On the right side of the SQL query results, click Export. The following export options are supported:

Local File: Downloads the query results to your local computer as a CSV file. Key points are as follows:

Item	Description
Download limits	Only the MaxCompute and EMR engines are supported. For more information, see Data download limits. If the data protection mechanism is enabled for the MaxCompute project (which prohibits data downloads), downloading data through DataAnalysis will fail.
Download scope	You can choose to download Only data displayed in the table or All data.
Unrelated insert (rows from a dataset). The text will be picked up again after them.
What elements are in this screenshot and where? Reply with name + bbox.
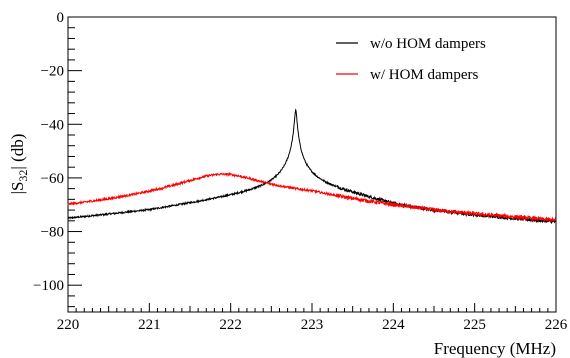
x-tick-label: 222: [219, 317, 242, 333]
y-axis-title: |S32| (db): [8, 134, 30, 195]
x-tick-label: 220: [57, 317, 80, 333]
x-tick-label: 221: [138, 317, 161, 333]
x-axis-title: Frequency (MHz): [434, 339, 556, 358]
y-tick-label: −60: [41, 171, 64, 187]
x-tick-label: 225: [463, 317, 486, 333]
x-tick-label: 226: [545, 317, 568, 333]
y-tick-label: −80: [41, 225, 64, 241]
y-tick-label: −40: [41, 117, 64, 133]
y-tick-label: −20: [41, 64, 64, 80]
y-axis-title-subscript: 32: [16, 170, 30, 182]
plot-area: [68, 17, 556, 312]
y-axis-title-prefix: |S: [8, 182, 27, 195]
y-tick-label: −100: [33, 278, 64, 294]
y-tick-label: 0: [57, 10, 65, 26]
legend-label-wo-hom: w/o HOM dampers: [370, 36, 486, 52]
x-tick-label: 223: [301, 317, 324, 333]
plot-frame: [68, 17, 556, 312]
y-axis-title-suffix: | (db): [8, 134, 27, 170]
x-tick-label: 224: [382, 317, 405, 333]
legend-label-w-hom: w/ HOM dampers: [370, 67, 478, 83]
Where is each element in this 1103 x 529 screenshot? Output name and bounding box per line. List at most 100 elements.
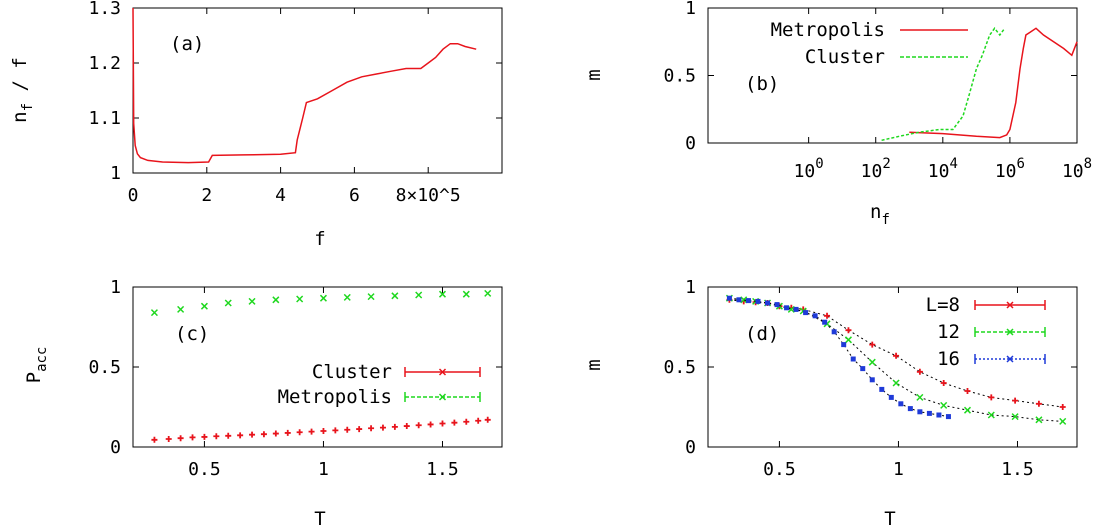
data-point: [332, 427, 339, 434]
x-tick-label: 0: [128, 185, 139, 206]
data-point: [319, 294, 327, 302]
data-point: [439, 420, 446, 427]
data-point: [368, 425, 375, 432]
data-point: [893, 352, 900, 359]
data-point: [860, 366, 866, 372]
data-point: [745, 298, 751, 304]
legend-label: L=8: [926, 294, 960, 316]
y-tick-label: 0: [685, 133, 696, 154]
panel-b: 100 102 104 106 108 0 0.5 1 nf m (b) Metropolis Clus…: [583, 0, 1092, 228]
x-axis-label: f: [314, 228, 325, 250]
data-point: [831, 329, 837, 335]
data-point: [850, 356, 856, 362]
data-point: [1035, 400, 1042, 407]
data-point: [936, 412, 942, 418]
y-tick-label: 0.5: [663, 357, 696, 378]
data-point: [812, 313, 818, 319]
data-point: [201, 433, 208, 440]
panel-c: 0.5 1 1.5 0 0.5 1 T Pacc (c) Cluster Metropolis: [23, 277, 503, 529]
data-point: [213, 433, 220, 440]
data-point: [916, 393, 924, 401]
x-tick-label: 108: [1062, 156, 1092, 182]
y-tick-label: 0.5: [88, 357, 121, 378]
data-point: [740, 296, 748, 304]
data-point: [803, 310, 809, 316]
data-point: [189, 434, 196, 441]
data-point: [463, 418, 470, 425]
data-point: [916, 368, 923, 375]
data-point: [822, 319, 828, 325]
legend-marker: [1006, 355, 1014, 363]
data-point: [988, 394, 995, 401]
data-point: [200, 302, 208, 310]
y-tick-label: 0: [685, 437, 696, 458]
y-axis-label: nf / f: [9, 57, 36, 123]
data-point: [888, 394, 894, 400]
data-point: [248, 297, 256, 305]
x-tick-label: 8×10^5: [396, 185, 461, 206]
data-point: [945, 414, 951, 420]
series-l-8: [726, 296, 1066, 410]
legend-marker: [438, 368, 447, 376]
data-point: [726, 295, 732, 301]
x-tick-label: 1: [318, 459, 329, 480]
data-point: [367, 293, 375, 301]
x-tick-label: 1: [893, 459, 904, 480]
y-axis-label: m: [583, 69, 605, 80]
series-metropolis: [150, 289, 492, 317]
data-point: [774, 302, 780, 308]
data-point: [844, 336, 852, 344]
series-16: [726, 295, 951, 420]
y-tick-label: 1.2: [88, 53, 121, 74]
data-point: [415, 422, 422, 429]
data-point: [845, 327, 852, 334]
panel-label: (a): [170, 33, 204, 55]
x-axis-label: T: [314, 508, 325, 529]
series-0: [132, 7, 477, 164]
data-point: [484, 416, 491, 423]
data-point: [892, 379, 900, 387]
legend-label: Cluster: [805, 46, 885, 68]
data-point: [151, 436, 158, 443]
data-point: [177, 435, 184, 442]
series-cluster: [151, 416, 491, 443]
y-tick-label: 1: [110, 277, 121, 298]
y-tick-label: 0: [110, 437, 121, 458]
data-point: [427, 421, 434, 428]
data-point: [284, 429, 291, 436]
data-point: [391, 423, 398, 430]
data-point: [755, 298, 761, 304]
data-point: [150, 309, 158, 317]
data-point: [403, 423, 410, 430]
x-tick-label: 0.5: [188, 459, 221, 480]
data-point: [1059, 417, 1067, 425]
data-point: [940, 380, 947, 386]
data-point: [272, 430, 279, 437]
series-12: [725, 294, 1067, 425]
data-point: [260, 431, 267, 438]
data-point: [824, 312, 831, 319]
series-metropolis: [909, 27, 1078, 139]
data-point: [249, 431, 256, 438]
plot-frame: [707, 286, 1078, 448]
data-point: [784, 305, 790, 311]
data-point: [379, 424, 386, 431]
data-point: [462, 290, 470, 298]
data-point: [272, 296, 280, 304]
legend-marker: [438, 393, 447, 401]
x-tick-label: 100: [794, 156, 824, 182]
x-tick-label: 106: [995, 156, 1025, 182]
data-point: [165, 436, 172, 442]
data-point: [898, 401, 904, 407]
data-point: [237, 432, 244, 439]
legend-label: Metropolis: [771, 19, 885, 41]
data-point: [320, 428, 327, 434]
data-point: [787, 305, 795, 313]
data-point: [356, 426, 363, 433]
series-line: [132, 7, 477, 164]
panel-label: (b): [745, 73, 779, 95]
data-point: [907, 406, 913, 412]
data-point: [177, 305, 185, 313]
data-point: [308, 428, 315, 435]
data-point: [793, 306, 799, 312]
Only data displayed in the table: Downloads only the data displayed on the current page, with a default maximum of `10000` rows. All data: Exports all query results within the export limit.
Download method	Supports Download with Approval and Download without Approval. Download with Approval: Allows you to identify risks in data download operations by setting Fraud Detection rules. When downloading data, you must submit a download approval request to ensure data compliance and security. Note Only DataWorks Enterprise Edition supports setting and enabling Fraud Detection rules. Download without Approval: This is the default method. No permission request is required during the download process.

Object Storage Service (OSS): Exports the query results to an Alibaba Cloud Object Storage Service (OSS) bucket in a specified format, such as CSV or Parquet. This option is suitable for archiving large data volumes or integrating with other cloud products.

The first time you use this feature, grant DataWorks permission to access your OSS resources. In the File Path drop-down list, click the one-click authorization link in the prompt and follow the on-screen instructions to complete the RAM authorization.

Configuration Item	Description
File path	Click the folder button on the right to select the OSS Bucket and directory where you want to store the result file.
File name	The system automatically generates a file name. You can also modify it manually.
Text Type	Select the file format for export. Supported formats include `csv`, `text`, `orc`, and `parquet`.
Separator	Specify the delimiter between columns. The default is a comma (`,`).
Encoding format	Select the encoding format for the file, such as `UTF-8` or `GBK`.
CU	Configure the number of computing units (CUs) for this export task. The default value is 1 CU.
Resource group	Select the Serverless resource group to run this export task. If you do not select one, the data integration resource group set in DataAnalysis > System Administration is used by default.

After completing the configuration, click OK to start the export task. You can view the export progress, operational log, and configuration details on the task running page. After the task succeeds, go to the OSS console to download the exported object file to your local computer.

DingTalk Sheet: You can export results to a DingTalk Sheet.
Workbook/Workbook and Share: You can save the results to a workbook for further analysis of query data. You can also share the latest analysis results from the workbook with others.